In Sandel’s framework, we are less ‘consumers’ and more ‘citizens’. And this is a very practical problem. Consider for example excessive pay of some CEOs. It can be easy to criticise whether such salaries are justified, in other words the extent to which they are representative of a contribution to society, whether we should just allow the market to find an equilibrium for what people are willing to pay for, or the extent to which these people have ‘worked to get where they are’.  Politicians find it difficult to talk about inequality or redistribution, but you will never find that people with very incomes bringing up of their own accord topics of the ‘politics of envy’. Redistribution or social justice has become a taboo subject, but it may be necessary to revisit this if excessive pay can be tackled in the tax system. Whilst ‘punishment’ engenders a notion of a personal hate campaign, which is clearly undesirable, it may be ‘good policy’ that intervention against truly excessive salaries not only deters a trend of unreasonable undeserving salaries, but also encourages a marketplace where an appropriate salary can (for want of a better word) “incentivise” employees and workers appropriately.

As for the idea that people with excessive salaries will leave the country, it is worth noting that these people are often employed by multinational companies who can easily find replacements; therefore there will always be a corpus of such people contributing such taxes, even if a proportion of them emigrate (the point is that people who emigrate will be replaced.) Whilst aspiration has traditionally been a New Labour or Thatcherite policy plank, Ed Miliband latterly has cited aspiration as a reasonable goal of policy. I think that this is entirely consistent with aspiration that acknowledges an ‘equality of opportunity’.  Dr Tim Soutphommasane, a lecturer at Monash University, is also a political philosopher whose writings are clearly relevant here. Soutphommasane’s warning is probably more poignant here in the UK with a cabinet stuffed full of millionaires than it is in his home country, but he recently writes, “It is the mark of a good society that careers be open to all talents. Individuals should be able to transcend the position of their birth or upbringing through ability and effort. By the same token, the state shouldn’t reward those who have the fortune of being born into good circumstance.”

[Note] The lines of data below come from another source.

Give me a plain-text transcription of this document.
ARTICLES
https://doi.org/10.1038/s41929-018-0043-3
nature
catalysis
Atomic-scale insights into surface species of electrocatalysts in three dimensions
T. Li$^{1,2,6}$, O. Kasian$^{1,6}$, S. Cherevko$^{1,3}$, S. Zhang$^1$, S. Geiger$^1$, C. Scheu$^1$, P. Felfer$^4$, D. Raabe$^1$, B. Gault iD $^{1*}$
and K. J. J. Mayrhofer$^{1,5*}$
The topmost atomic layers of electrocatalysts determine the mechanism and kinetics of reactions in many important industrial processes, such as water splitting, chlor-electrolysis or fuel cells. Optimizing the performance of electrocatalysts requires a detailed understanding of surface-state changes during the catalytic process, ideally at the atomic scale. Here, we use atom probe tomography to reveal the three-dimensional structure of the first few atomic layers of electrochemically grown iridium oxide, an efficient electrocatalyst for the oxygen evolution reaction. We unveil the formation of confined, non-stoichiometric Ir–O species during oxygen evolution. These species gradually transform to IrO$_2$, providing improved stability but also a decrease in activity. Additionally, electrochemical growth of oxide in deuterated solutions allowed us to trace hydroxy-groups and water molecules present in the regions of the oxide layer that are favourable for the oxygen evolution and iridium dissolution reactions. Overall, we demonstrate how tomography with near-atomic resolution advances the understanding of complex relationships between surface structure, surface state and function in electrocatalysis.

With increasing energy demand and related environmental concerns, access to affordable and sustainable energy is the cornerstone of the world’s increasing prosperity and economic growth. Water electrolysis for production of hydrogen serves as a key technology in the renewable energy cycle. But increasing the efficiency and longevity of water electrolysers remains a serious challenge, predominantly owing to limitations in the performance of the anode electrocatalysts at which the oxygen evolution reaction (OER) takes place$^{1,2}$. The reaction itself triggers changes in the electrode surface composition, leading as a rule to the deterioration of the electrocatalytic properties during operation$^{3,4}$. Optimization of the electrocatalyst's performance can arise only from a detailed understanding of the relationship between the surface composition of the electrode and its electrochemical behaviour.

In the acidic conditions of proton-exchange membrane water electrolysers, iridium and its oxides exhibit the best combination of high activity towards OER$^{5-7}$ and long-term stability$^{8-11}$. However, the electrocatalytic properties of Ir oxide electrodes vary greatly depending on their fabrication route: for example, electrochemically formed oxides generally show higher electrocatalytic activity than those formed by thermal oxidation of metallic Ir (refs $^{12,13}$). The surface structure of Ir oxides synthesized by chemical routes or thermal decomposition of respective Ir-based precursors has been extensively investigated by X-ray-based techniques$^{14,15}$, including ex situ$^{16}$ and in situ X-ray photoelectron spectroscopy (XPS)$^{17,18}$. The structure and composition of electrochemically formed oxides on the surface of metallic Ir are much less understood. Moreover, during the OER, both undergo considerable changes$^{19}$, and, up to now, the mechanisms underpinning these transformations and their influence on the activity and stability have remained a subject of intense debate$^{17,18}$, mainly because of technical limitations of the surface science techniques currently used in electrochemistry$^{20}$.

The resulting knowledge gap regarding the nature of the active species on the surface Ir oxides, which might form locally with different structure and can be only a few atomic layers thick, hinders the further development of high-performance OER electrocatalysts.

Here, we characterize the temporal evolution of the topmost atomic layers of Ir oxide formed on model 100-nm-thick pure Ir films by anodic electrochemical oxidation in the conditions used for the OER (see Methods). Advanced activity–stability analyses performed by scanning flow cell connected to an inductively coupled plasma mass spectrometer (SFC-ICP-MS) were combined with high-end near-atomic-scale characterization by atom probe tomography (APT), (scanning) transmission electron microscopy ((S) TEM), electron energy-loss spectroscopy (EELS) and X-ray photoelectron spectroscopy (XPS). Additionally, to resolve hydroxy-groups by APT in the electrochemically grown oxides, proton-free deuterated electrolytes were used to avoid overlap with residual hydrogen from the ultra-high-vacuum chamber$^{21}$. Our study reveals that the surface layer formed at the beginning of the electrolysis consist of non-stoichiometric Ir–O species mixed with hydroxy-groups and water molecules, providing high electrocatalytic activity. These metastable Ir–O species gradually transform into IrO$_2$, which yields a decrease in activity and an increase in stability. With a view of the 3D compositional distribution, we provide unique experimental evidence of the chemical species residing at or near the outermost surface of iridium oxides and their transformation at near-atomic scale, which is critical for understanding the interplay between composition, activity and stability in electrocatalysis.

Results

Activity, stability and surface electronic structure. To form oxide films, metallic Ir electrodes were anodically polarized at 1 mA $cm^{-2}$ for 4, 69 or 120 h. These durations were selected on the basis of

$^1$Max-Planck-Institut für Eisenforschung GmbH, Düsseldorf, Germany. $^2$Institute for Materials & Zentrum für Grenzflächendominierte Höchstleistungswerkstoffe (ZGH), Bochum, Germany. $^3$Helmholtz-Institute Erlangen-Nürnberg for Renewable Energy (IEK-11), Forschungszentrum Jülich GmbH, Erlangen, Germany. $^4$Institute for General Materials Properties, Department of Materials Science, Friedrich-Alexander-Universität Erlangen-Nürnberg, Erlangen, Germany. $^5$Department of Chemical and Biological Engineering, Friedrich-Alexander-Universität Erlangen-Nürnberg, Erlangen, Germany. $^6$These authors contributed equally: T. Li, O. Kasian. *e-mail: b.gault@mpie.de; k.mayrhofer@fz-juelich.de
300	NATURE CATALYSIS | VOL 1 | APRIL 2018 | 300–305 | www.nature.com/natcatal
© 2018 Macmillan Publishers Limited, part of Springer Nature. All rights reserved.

By that virtue, the political philosophies of Sandel and Soutphommasane present Miliband with a serious problem. How can Ed Miliband realistically frame a policy for government which consolidates the relative positioning of the markets and the community? I think Ed Miliband’s best bet is to frame the question is to think what sort of society do we want to live in which brings greatest civic virtue and citizenship of all members? As it happens, the consumer clearly has not benefits as recipients of the privatised utility industries, but Ed Miliband has indeed challenging decisions to take about the future; for example one mechanism might be to bring some services under state control. There is much political appetite for repealing the Health and Social Care Act, which indeed nobody voted for as such. The last year or so has seen Conservative polticians and their management consultant friends engaged in a retrospective ‘policy-based evidence’ to justify their marketisation of the NHS, but the NHS could be just the trojan horse that Ed Miliband needs to bring the political pendulum back away from the totally unfettered market. It’s a tough balancing act, as he will be keen not to present the State as too bulky or interventionist, but likewise, if he can pull off a discourse about why ‘looking after each other’, i.e. solidarity, say for example in protecting the health and welfare of disabled citizens in society as well as further ‘individual choices’, Ed Miliband will have pulled off a remarkable political contribution.